Einstimmung auf den Ort

Ulf Meyer
7. oktober 2020
Foto: Marco Kany

Das Benediktinerkloster von Tholey im Saarland ist das älteste Kloster auf deutschem Boden – die Klosterkirche zählt zu den ältesten gotischen Gotteshäusern hierzulande. Sie ist derzeit in aller Munde, denn seit die modernen Fenster von Bonifatius Köck (1924–2016) ausgebaut wurden, weil sie angeblich „in ihrer Abstraktion schwer verständlich“ waren, wurde über die neuen Fenster von Gerhard Richter viel diskutiert. Die Gestaltung des Künstlers ist ebenfalls abstrakt. Weil Richter „berühmt ist und kunstinteressierte Besucher anzieht“ (so die Erwartung der Klosterbrüder), wurde ein neues Besucherzentrum gebaut. 

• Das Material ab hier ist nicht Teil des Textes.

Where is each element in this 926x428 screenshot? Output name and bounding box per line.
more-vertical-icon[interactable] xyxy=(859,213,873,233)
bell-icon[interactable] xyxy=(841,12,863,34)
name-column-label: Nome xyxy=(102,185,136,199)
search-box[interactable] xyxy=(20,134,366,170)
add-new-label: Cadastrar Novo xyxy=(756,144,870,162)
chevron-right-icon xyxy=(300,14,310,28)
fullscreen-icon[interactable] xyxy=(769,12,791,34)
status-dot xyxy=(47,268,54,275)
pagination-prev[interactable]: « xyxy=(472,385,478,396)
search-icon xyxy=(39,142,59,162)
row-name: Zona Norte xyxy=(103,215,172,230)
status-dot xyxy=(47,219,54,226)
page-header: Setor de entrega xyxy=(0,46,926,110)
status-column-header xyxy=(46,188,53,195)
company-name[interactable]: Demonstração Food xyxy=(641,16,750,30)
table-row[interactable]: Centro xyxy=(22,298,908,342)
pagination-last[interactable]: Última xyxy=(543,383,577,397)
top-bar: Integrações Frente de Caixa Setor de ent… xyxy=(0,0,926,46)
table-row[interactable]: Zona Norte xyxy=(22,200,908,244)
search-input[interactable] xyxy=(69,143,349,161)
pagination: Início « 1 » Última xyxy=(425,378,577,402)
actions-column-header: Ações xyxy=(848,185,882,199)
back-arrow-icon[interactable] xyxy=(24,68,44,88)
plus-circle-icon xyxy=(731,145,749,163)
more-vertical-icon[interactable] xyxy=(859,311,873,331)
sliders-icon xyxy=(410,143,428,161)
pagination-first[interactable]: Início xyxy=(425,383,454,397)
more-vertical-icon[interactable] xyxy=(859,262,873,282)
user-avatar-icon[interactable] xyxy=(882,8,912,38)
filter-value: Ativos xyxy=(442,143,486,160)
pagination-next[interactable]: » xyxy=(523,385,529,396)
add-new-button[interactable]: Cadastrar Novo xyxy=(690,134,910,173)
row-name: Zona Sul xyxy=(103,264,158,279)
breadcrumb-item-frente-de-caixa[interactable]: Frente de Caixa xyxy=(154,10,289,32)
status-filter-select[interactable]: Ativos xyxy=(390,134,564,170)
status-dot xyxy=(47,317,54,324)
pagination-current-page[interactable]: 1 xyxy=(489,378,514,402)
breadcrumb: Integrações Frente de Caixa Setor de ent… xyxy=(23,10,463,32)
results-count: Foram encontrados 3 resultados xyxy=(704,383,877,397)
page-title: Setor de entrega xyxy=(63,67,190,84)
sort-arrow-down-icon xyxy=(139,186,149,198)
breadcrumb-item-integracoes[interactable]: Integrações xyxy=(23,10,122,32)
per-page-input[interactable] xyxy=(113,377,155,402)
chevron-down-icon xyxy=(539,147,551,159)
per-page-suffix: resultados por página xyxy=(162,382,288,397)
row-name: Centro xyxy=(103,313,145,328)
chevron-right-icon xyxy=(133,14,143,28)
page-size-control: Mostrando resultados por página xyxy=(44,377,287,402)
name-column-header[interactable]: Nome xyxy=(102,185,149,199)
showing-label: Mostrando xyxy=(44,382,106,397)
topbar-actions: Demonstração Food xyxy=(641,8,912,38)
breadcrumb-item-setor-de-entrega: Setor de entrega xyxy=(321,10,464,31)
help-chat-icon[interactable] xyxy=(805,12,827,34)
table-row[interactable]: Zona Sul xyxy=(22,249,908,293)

Es wurde von der gläubigen Unternehmerfamilie Meiser gestiftet, die auf dem Areal des Klosters zuvor bereits eine barockisierende Grünanlage und Tore in historisierendem Stil finanziert hatte. Bauherrschaft und Förderer hatten schon früher zusammengearbeitet: Die 2002 nach den Plänen von Alexander von Branca (1919–2011) errichtete Privatkapelle der Familie, die Statio Dominus Mundi in Wustweiler, untersteht der Benediktinerabtei. 

Foto: Marco Kany

Anders als bei der Privatkapelle wurde diesmal kein Altmeister beauftragt, sondern ein junges Büro aus dem nahen Saarbrücken. FloSundK bauten ein zweigeschossiges Gebäude aus den späten 1960er-Jahren zum neuen Besucherzentrum um, das der Abtei zuvor einige Jahre als Schwesternheim gedient hatte und dann zu einem Wohnheim für Flüchtlingsfamilien umgestaltet worden war.

Der schlichte, massive Bau ist ein Kind seiner Zeit: Nüchtern und schnörkellos steht er am Rande des Klosterareals auf einem Hanggelände. Es wurde terrassiert, sodass ein direkter, ebenerdiger Zugang vom Klostergarten aus möglich ist. Seine Lage zwischen Kloster und Ortszentrum macht das Gebäude zum Vermittler zwischen der profanen und klerikalen Welt. 

Foto: Marco Kany

Die Abtei wünschte, dass das Besucherzentrum die Interessieren auf den Ort einstimmt und sie in die Klosteranlage führt. FloSundK sind äußerlich respektvoll mit der Gebäudesubstanz umgegangen, haben aber in beiden Etagen alle nicht tragenden Elemente entfernt. Eine neue Abfolge von Nischen verleiht dem Raum nun Struktur und begleitet die Besucher*innen auf ihrer Passage zu den Richter-Fenstern. In der Nordfassade des Besucherzentrums wurde ein neuer Eingang geöffnet, und die kleinen Bestandsfenster wurden in Paaren zusammengeführt und bis zum Boden vergrößert. Auf diese Weise wird der visuelle Bezug zum Kloster verstärkt. Die Mauerwerksfassade ließen die Architekt*innen nur ausbessern und neu schlämmen, damit der klösterliche Charakter des Gebäudes erhalten bleibt.